About the only positive thing lately came when Bill Beaman called in from somewhere in the Pakistani tribal la
nds. He claimed to have nabbed a smashed-up laptop that he had reason to believe belonged to Nabiin, the elusive Prophet. They could only hope they could retrieve something besides Nabiin’s favorite porn sites from the damn thing.
Of course, in the process, Beaman managed to get himself winged. Not only was a wound problematic in that primitive part of the planet but it would necessarily generate ungodly amounts of paperwork because of the former SEAL’s rather fuzzy status in the grand military/intelligence spectrum.
Getting Bill, Abdul Yusufzai, and the laptop out of the Tribal Region without a lot of uncomfortable questions from the Pakistani government had been challenging. The Pakistanis typically took exception to someone dropping into their country, traipsing around sensitive territory, and shooting up a bunch of their citizens.
Fortunately, Beaman and Yusufzai had emerged from the mountains within a few miles of the Afghan border. And, as Donnegan knew he would, Abdul Yusufzai had been resourceful in getting Beaman patched up—at least temporarily—and then transported (aboard a local donkey) to and across the border, all with no snags.
Donnegan shook his head as he considered how the donkey ride across rough country must have felt to Beaman’s wounded shoulder.
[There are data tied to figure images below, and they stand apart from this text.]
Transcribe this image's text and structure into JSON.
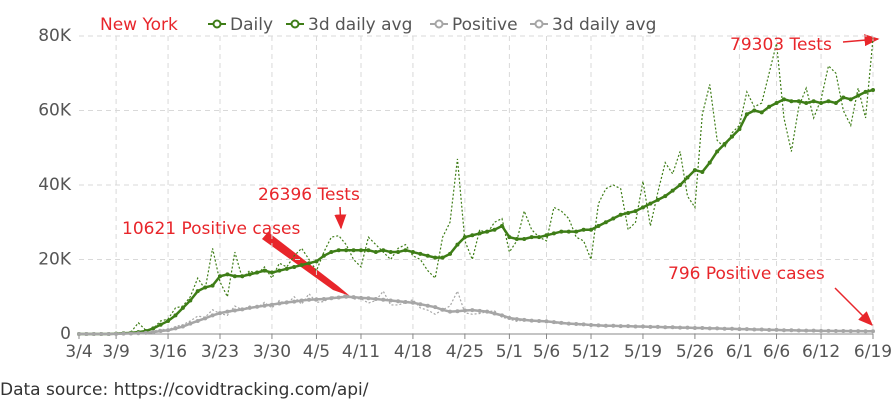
{
  "chart_data": {
    "type": "line",
    "title": "New York",
    "note": "Data source: https://covidtracking.com/api/",
    "categories": [
      "3/4",
      null,
      null,
      null,
      null,
      "3/9",
      null,
      null,
      null,
      null,
      null,
      null,
      "3/16",
      null,
      null,
      null,
      null,
      null,
      null,
      "3/23",
      null,
      null,
      null,
      null,
      null,
      null,
      "3/30",
      null,
      null,
      null,
      null,
      null,
      "4/5",
      null,
      null,
      null,
      null,
      null,
      "4/11",
      null,
      null,
      null,
      null,
      null,
      null,
      "4/18",
      null,
      null,
      null,
      null,
      null,
      null,
      "4/25",
      null,
      null,
      null,
      null,
      null,
      "5/1",
      null,
      null,
      null,
      null,
      "5/6",
      null,
      null,
      null,
      null,
      null,
      "5/12",
      null,
      null,
      null,
      null,
      null,
      null,
      "5/19",
      null,
      null,
      null,
      null,
      null,
      null,
      "5/26",
      null,
      null,
      null,
      null,
      null,
      "6/1",
      null,
      null,
      null,
      null,
      "6/6",
      null,
      null,
      null,
      null,
      null,
      "6/12",
      null,
      null,
      null,
      null,
      null,
      null,
      "6/19"
    ],
    "series": [
      {
        "name": "Daily",
        "color": "#3e7d17",
        "style": "dotted",
        "values": [
          0,
          0,
          0,
          0,
          0,
          300,
          200,
          500,
          3000,
          1000,
          1500,
          3500,
          4000,
          7000,
          7500,
          10000,
          15000,
          12000,
          23000,
          14000,
          10000,
          22000,
          15000,
          17000,
          16000,
          18000,
          15000,
          19000,
          18000,
          21000,
          23000,
          20000,
          17000,
          22000,
          26000,
          26396,
          24000,
          20000,
          18000,
          26000,
          24000,
          22000,
          20000,
          23000,
          24000,
          21000,
          20000,
          17000,
          15000,
          26000,
          30000,
          47000,
          25000,
          20000,
          28000,
          27000,
          30000,
          31000,
          22000,
          25000,
          33000,
          28000,
          26000,
          25000,
          34000,
          33000,
          31000,
          26000,
          25000,
          20000,
          35000,
          39000,
          40000,
          39000,
          28000,
          30000,
          41000,
          29000,
          38000,
          46000,
          43000,
          49000,
          37000,
          34000,
          59000,
          67000,
          52000,
          50000,
          54000,
          56000,
          65000,
          61000,
          62000,
          70000,
          78000,
          58000,
          49000,
          61000,
          66000,
          58000,
          63000,
          72000,
          70000,
          60000,
          56000,
          66000,
          58000,
          79303
        ]
      },
      {
        "name": "3d daily avg",
        "color": "#3e7d17",
        "style": "solid",
        "values": [
          0,
          0,
          0,
          0,
          0,
          100,
          200,
          300,
          500,
          800,
          1500,
          2500,
          3500,
          5000,
          7000,
          9000,
          11500,
          12500,
          13000,
          15500,
          16000,
          15500,
          15500,
          16000,
          16500,
          17000,
          16500,
          17000,
          17500,
          18000,
          18500,
          19000,
          19500,
          21000,
          22000,
          22500,
          22500,
          22500,
          22500,
          22500,
          22000,
          22500,
          22000,
          22000,
          22500,
          22000,
          21500,
          21000,
          20500,
          20500,
          21500,
          24000,
          26000,
          26500,
          27000,
          27500,
          28000,
          29000,
          26000,
          25500,
          25500,
          26000,
          26000,
          26500,
          27000,
          27500,
          27500,
          27500,
          28000,
          28000,
          29000,
          30000,
          31000,
          32000,
          32500,
          33000,
          34000,
          35000,
          36000,
          37000,
          38500,
          40000,
          42000,
          44000,
          43500,
          46000,
          49000,
          51000,
          53000,
          55000,
          59000,
          60000,
          59500,
          61000,
          62000,
          63000,
          62500,
          62500,
          62000,
          62500,
          62000,
          62500,
          62000,
          63500,
          63000,
          64000,
          65000,
          65500
        ]
      },
      {
        "name": "Positive",
        "color": "#a6a6a6",
        "style": "dotted",
        "values": [
          0,
          0,
          0,
          0,
          0,
          0,
          100,
          200,
          300,
          400,
          700,
          1300,
          1100,
          2000,
          2500,
          3500,
          4800,
          4500,
          6500,
          5500,
          5000,
          7500,
          6500,
          7500,
          7000,
          8500,
          7000,
          9000,
          8000,
          10000,
          8000,
          10800,
          8500,
          8700,
          10000,
          9800,
          10621,
          9400,
          9500,
          8300,
          9000,
          11500,
          7800,
          7800,
          8400,
          9200,
          7000,
          6400,
          5300,
          6500,
          7500,
          11500,
          5700,
          5300,
          5500,
          6000,
          6200,
          4500,
          4000,
          3400,
          3800,
          3600,
          3300,
          3400,
          3000,
          2700,
          2800,
          2500,
          2300,
          2300,
          2200,
          2000,
          2100,
          2200,
          1900,
          1900,
          1800,
          1800,
          1900,
          1600,
          1600,
          1500,
          1600,
          1500,
          1500,
          1600,
          1400,
          1300,
          1300,
          1200,
          1300,
          1200,
          1100,
          1000,
          1200,
          1000,
          900,
          800,
          900,
          900,
          800,
          900,
          800,
          700,
          700,
          800,
          600,
          796
        ]
      },
      {
        "name": "3d daily avg",
        "color": "#a6a6a6",
        "style": "solid",
        "values": [
          0,
          0,
          0,
          0,
          0,
          50,
          100,
          150,
          200,
          300,
          500,
          800,
          1000,
          1500,
          2000,
          2800,
          3500,
          4200,
          5000,
          5600,
          6000,
          6300,
          6600,
          7000,
          7300,
          7600,
          7900,
          8200,
          8500,
          8700,
          9000,
          9200,
          9300,
          9400,
          9600,
          9800,
          10000,
          9900,
          9700,
          9600,
          9400,
          9200,
          9000,
          8800,
          8600,
          8400,
          8000,
          7600,
          7200,
          6500,
          6000,
          6100,
          6300,
          6400,
          6200,
          6000,
          5500,
          5000,
          4300,
          4000,
          3800,
          3600,
          3500,
          3400,
          3200,
          3000,
          2800,
          2700,
          2600,
          2400,
          2300,
          2200,
          2200,
          2100,
          2100,
          2000,
          2000,
          1900,
          1900,
          1800,
          1800,
          1700,
          1700,
          1600,
          1600,
          1500,
          1500,
          1400,
          1400,
          1300,
          1300,
          1200,
          1200,
          1100,
          1100,
          1000,
          1000,
          950,
          900,
          900,
          850,
          850,
          800,
          800,
          780,
          760,
          750,
          740
        ]
      }
    ],
    "ylim": [
      0,
      80000
    ],
    "yticks": [
      {
        "value": 0,
        "label": "0"
      },
      {
        "value": 20000,
        "label": "20K"
      },
      {
        "value": 40000,
        "label": "40K"
      },
      {
        "value": 60000,
        "label": "60K"
      },
      {
        "value": 80000,
        "label": "80K"
      }
    ],
    "grid": true,
    "annotations": [
      "79303 Tests",
      "26396 Tests",
      "10621 Positive cases",
      "796 Positive cases"
    ]
  }
}
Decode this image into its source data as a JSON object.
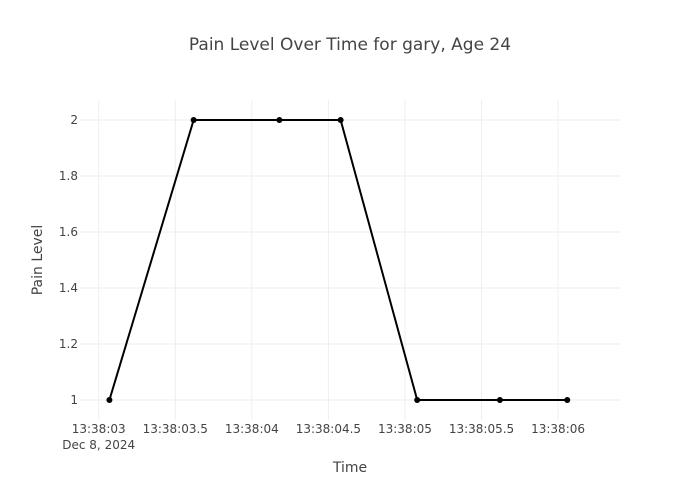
{
  "chart_data": {
    "type": "line",
    "title": "Pain Level Over Time for gary, Age 24",
    "xlabel": "Time",
    "ylabel": "Pain Level",
    "x_ticks": [
      "13:38:03",
      "13:38:03.5",
      "13:38:04",
      "13:38:04.5",
      "13:38:05",
      "13:38:05.5",
      "13:38:06"
    ],
    "x_date_label": "Dec 8, 2024",
    "y_ticks": [
      "1",
      "1.2",
      "1.4",
      "1.6",
      "1.8",
      "2"
    ],
    "xlim": [
      "13:38:03",
      "13:38:06.2"
    ],
    "ylim": [
      0.93,
      2.07
    ],
    "grid": true,
    "series": [
      {
        "color": "#000000",
        "x": [
          "13:38:03.07",
          "13:38:03.62",
          "13:38:04.18",
          "13:38:04.58",
          "13:38:05.08",
          "13:38:05.62",
          "13:38:06.06"
        ],
        "y": [
          1,
          2,
          2,
          2,
          1,
          1,
          1
        ]
      }
    ]
  }
}
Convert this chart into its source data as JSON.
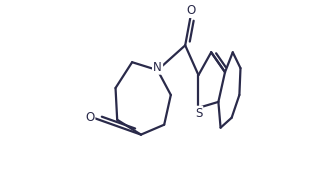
{
  "background": "#ffffff",
  "line_color": "#2a2a4a",
  "line_width": 1.6,
  "figsize": [
    3.14,
    1.75
  ],
  "dpi": 100,
  "atoms": {
    "N": {
      "label": "N",
      "fontsize": 8.5
    },
    "O": {
      "label": "O",
      "fontsize": 8.5
    },
    "S": {
      "label": "S",
      "fontsize": 8.5
    }
  }
}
Wasn’t the first time the old SEAL had been plugged. Or ridden a donkey. And emerged from a tough situation with something of value. Just another reason Donnegan could never allow the guy to get too comfortable down there amid all that seaweed and sand and free-flowing rum. Men like Bill Beaman were hard to find and Admiral Donnegan would never run out of opportunities for him to do his country some good.
A Marine MV-22 Osprey had met the two men as soon as they crossed the border from Pakistan into Afghanistan. Bill Beaman was now recuperating in Kabul, giving the staff at the hospital a hard time about the food in the joint.
The banged-up laptop? Already over at Fort Meade being analyzed. Grabbing the data off the heavily damaged hard drive had been a snap. Things got tougher from there.